Jesus draws our attention to the widow’s hopeful expectations by saying, “Pay attention to what the dishonest judge says.  Will not God then secure the rights of his chosen ones who call out to him day and night?  Will he be slow to answer them?  I tell you, he will see to it that justice is done for them speedily.  But when the Son of Man comes, will he find faith on earth?” (Lk 18:6-8)  We should not make the mistake, however, of thinking that this teaching about prayer is encouragement to ask for material goods or social power. 

Today’s teaching about prayer is a reiteration and amplification of Jesus’ teaching about prayer that follows the Our Father in Luke’s Gospel.  After responding to his disciples request for instruction about prayer, Jesus asked rhetorically, “Which of you fathers, if your son asks for a fish, will give him a snake instead?  Or if he asks for an egg, will give him a scorpion?  If you then, though you are evil, know how to give good gifts to your children, how much more will your Father in heaven give the Holy Spirit to those who ask him!” (Lk 11:11-13) 

The Our Father and its related teaching are strictly eschatological, that is, end-of-the-age references.  The several so-called “petitions” in the Our Father are references to the Last Day, Jesus’ return in glory, and the Resurrection of the Just.  When Jesus instructed his disciples to pray “Thy Kingdom come, Thy will be done,” he was referring to the perfection and completion of God’s will to redeem the universe.  The remainder of the Our Father addresses this same theme. 

Today’s Gospel reading does not contain as many eschatological references as we see in the teaching associated with the Our Father, but it is very clearly eschatological in nature.  The theme of justice, for example, that is the center of the story line of the parable is a reference to final judgment and Divine recompense for the faithful.  In order that there might be no mistake, the Gospel author concludes this teaching with a direct reference to the Last Day when Jesus poses the rhetorical question, “When the Son of Man comes, will he find faith on earth?” (Lk 18:8)  This teaching about prayer is oriented toward, and inspired by, the hope of resurrection when Jesus returns in glory. 

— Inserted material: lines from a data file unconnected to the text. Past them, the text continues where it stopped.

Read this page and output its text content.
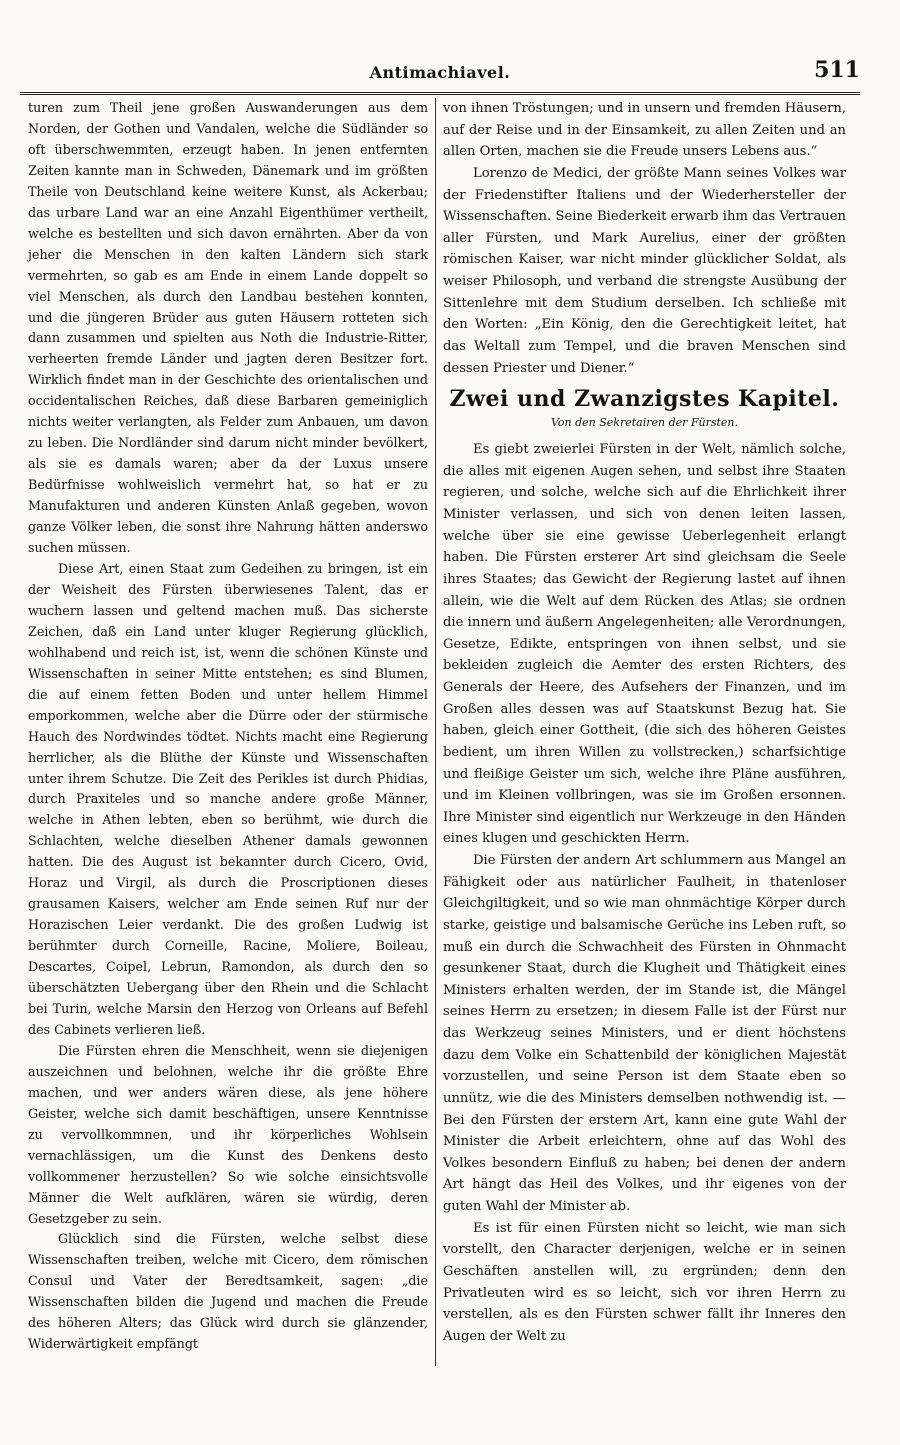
Antimachiavel.	511

turen zum Theil jene großen Auswanderungen aus dem Norden, der Gothen und Vandalen, welche die Südländer so oft überschwemmten, erzeugt haben. In jenen entfernten Zeiten kannte man in Schweden, Dänemark und im größten Theile von Deutschland keine weitere Kunst, als Ackerbau; das urbare Land war an eine Anzahl Eigenthümer vertheilt, welche es bestellten und sich davon ernährten. Aber da von jeher die Menschen in den kalten Ländern sich stark vermehrten, so gab es am Ende in einem Lande doppelt so viel Menschen, als durch den Landbau bestehen konnten, und die jüngeren Brüder aus guten Häusern rotteten sich dann zusammen und spielten aus Noth die Industrie-Ritter, verheerten fremde Länder und jagten deren Besitzer fort. Wirklich findet man in der Geschichte des orientalischen und occidentalischen Reiches, daß diese Barbaren gemeiniglich nichts weiter verlangten, als Felder zum Anbauen, um davon zu leben. Die Nordländer sind darum nicht minder bevölkert, als sie es damals waren; aber da der Luxus unsere Bedürfnisse wohlweislich vermehrt hat, so hat er zu Manufakturen und anderen Künsten Anlaß gegeben, wovon ganze Völker leben, die sonst ihre Nahrung hätten anderswo suchen müssen.

Diese Art, einen Staat zum Gedeihen zu bringen, ist ein der Weisheit des Fürsten überwiesenes Talent, das er wuchern lassen und geltend machen muß. Das sicherste Zeichen, daß ein Land unter kluger Regierung glücklich, wohlhabend und reich ist, ist, wenn die schönen Künste und Wissenschaften in seiner Mitte entstehen; es sind Blumen, die auf einem fetten Boden und unter hellem Himmel emporkommen, welche aber die Dürre oder der stürmische Hauch des Nordwindes tödtet. Nichts macht eine Regierung herrlicher, als die Blüthe der Künste und Wissenschaften unter ihrem Schutze. Die Zeit des Perikles ist durch Phidias, durch Praxiteles und so manche andere große Männer, welche in Athen lebten, eben so berühmt, wie durch die Schlachten, welche dieselben Athener damals gewonnen hatten. Die des August ist bekannter durch Cicero, Ovid, Horaz und Virgil, als durch die Proscriptionen dieses grausamen Kaisers, welcher am Ende seinen Ruf nur der Horazischen Leier verdankt. Die des großen Ludwig ist berühmter durch Corneille, Racine, Moliere, Boileau, Descartes, Coipel, Lebrun, Ramondon, als durch den so überschätzten Uebergang über den Rhein und die Schlacht bei Turin, welche Marsin den Herzog von Orleans auf Befehl des Cabinets verlieren ließ.

Die Fürsten ehren die Menschheit, wenn sie diejenigen auszeichnen und belohnen, welche ihr die größte Ehre machen, und wer anders wären diese, als jene höhere Geister, welche sich damit beschäftigen, unsere Kenntnisse zu vervollkommnen, und ihr körperliches Wohlsein vernachlässigen, um die Kunst des Denkens desto vollkommener herzustellen? So wie solche einsichtsvolle Männer die Welt aufklären, wären sie würdig, deren Gesetzgeber zu sein.

Glücklich sind die Fürsten, welche selbst diese Wissenschaften treiben, welche mit Cicero, dem römischen Consul und Vater der Beredtsamkeit, sagen: „die Wissenschaften bilden die Jugend und machen die Freude des höheren Alters; das Glück wird durch sie glänzender, Widerwärtigkeit empfängt

von ihnen Tröstungen; und in unsern und fremden Häusern, auf der Reise und in der Einsamkeit, zu allen Zeiten und an allen Orten, machen sie die Freude unsers Lebens aus.“

Lorenzo de Medici, der größte Mann seines Volkes war der Friedenstifter Italiens und der Wiederhersteller der Wissenschaften. Seine Biederkeit erwarb ihm das Vertrauen aller Fürsten, und Mark Aurelius, einer der größten römischen Kaiser, war nicht minder glücklicher Soldat, als weiser Philosoph, und verband die strengste Ausübung der Sittenlehre mit dem Studium derselben. Ich schließe mit den Worten: „Ein König, den die Gerechtigkeit leitet, hat das Weltall zum Tempel, und die braven Menschen sind dessen Priester und Diener.“

Zwei und Zwanzigstes Kapitel.
Von den Sekretairen der Fürsten.

Es giebt zweierlei Fürsten in der Welt, nämlich solche, die alles mit eigenen Augen sehen, und selbst ihre Staaten regieren, und solche, welche sich auf die Ehrlichkeit ihrer Minister verlassen, und sich von denen leiten lassen, welche über sie eine gewisse Ueberlegenheit erlangt haben. Die Fürsten ersterer Art sind gleichsam die Seele ihres Staates; das Gewicht der Regierung lastet auf ihnen allein, wie die Welt auf dem Rücken des Atlas; sie ordnen die innern und äußern Angelegenheiten; alle Verordnungen, Gesetze, Edikte, entspringen von ihnen selbst, und sie bekleiden zugleich die Aemter des ersten Richters, des Generals der Heere, des Aufsehers der Finanzen, und im Großen alles dessen was auf Staatskunst Bezug hat. Sie haben, gleich einer Gottheit, (die sich des höheren Geistes bedient, um ihren Willen zu vollstrecken,) scharfsichtige und fleißige Geister um sich, welche ihre Pläne ausführen, und im Kleinen vollbringen, was sie im Großen ersonnen. Ihre Minister sind eigentlich nur Werkzeuge in den Händen eines klugen und geschickten Herrn.

Die Fürsten der andern Art schlummern aus Mangel an Fähigkeit oder aus natürlicher Faulheit, in thatenloser Gleichgiltigkeit, und so wie man ohnmächtige Körper durch starke, geistige und balsamische Gerüche ins Leben ruft, so muß ein durch die Schwachheit des Fürsten in Ohnmacht gesunkener Staat, durch die Klugheit und Thätigkeit eines Ministers erhalten werden, der im Stande ist, die Mängel seines Herrn zu ersetzen; in diesem Falle ist der Fürst nur das Werkzeug seines Ministers, und er dient höchstens dazu dem Volke ein Schattenbild der königlichen Majestät vorzustellen, und seine Person ist dem Staate eben so unnütz, wie die des Ministers demselben nothwendig ist. — Bei den Fürsten der erstern Art, kann eine gute Wahl der Minister die Arbeit erleichtern, ohne auf das Wohl des Volkes besondern Einfluß zu haben; bei denen der andern Art hängt das Heil des Volkes, und ihr eigenes von der guten Wahl der Minister ab.

Es ist für einen Fürsten nicht so leicht, wie man sich vorstellt, den Character derjenigen, welche er in seinen Geschäften anstellen will, zu ergründen; denn den Privatleuten wird es so leicht, sich vor ihren Herrn zu verstellen, als es den Fürsten schwer fällt ihr Inneres den Augen der Welt zu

There are some obvious reasons for using petitionary prayer to request Divine intervention for our material needs.  There will remain, however, two compelling reasons for being suspicious of such prayer.  First, the kinds of material goods that are often the substance of petitionary prayer are the same kinds of material goods we can obtain by our own efforts.  The world presents opportunities for us to obtain money, fame, success, and the like; for these material needs and desires, we need look no further than the opportunities that come our way today.  Second, it should be very clear to us that even the most valuable material goods are only temporary.  If you’ve forgotten this lesson, take a moment to look at the photos in the media of the destruction wrought by Hurricane Ian. 

For reasons such as these above, I suggest that the primary goal of petitionary prayer is to obtain what we cannot achieve without God’s help, that is, our eternal salvation.  The hope that inspired the widow in the parable to pursue justice for herself is not the sort of hope that one can find in material wealth; it is, rather, the sort of hope that only God can provide. 

The forgiveness of sins, and an eternity of peace with God, are gifts that are not given by the physical universe; they are gifts that only God can bestow.  For this reason, Jesus’ teaching on prayer is built around references to his return in glory and the Day of Resurrection.  When the Son of Man comes, will he find faith on earth?  I think he will find faith on earth – in the hearts of those whose hope is in God alone.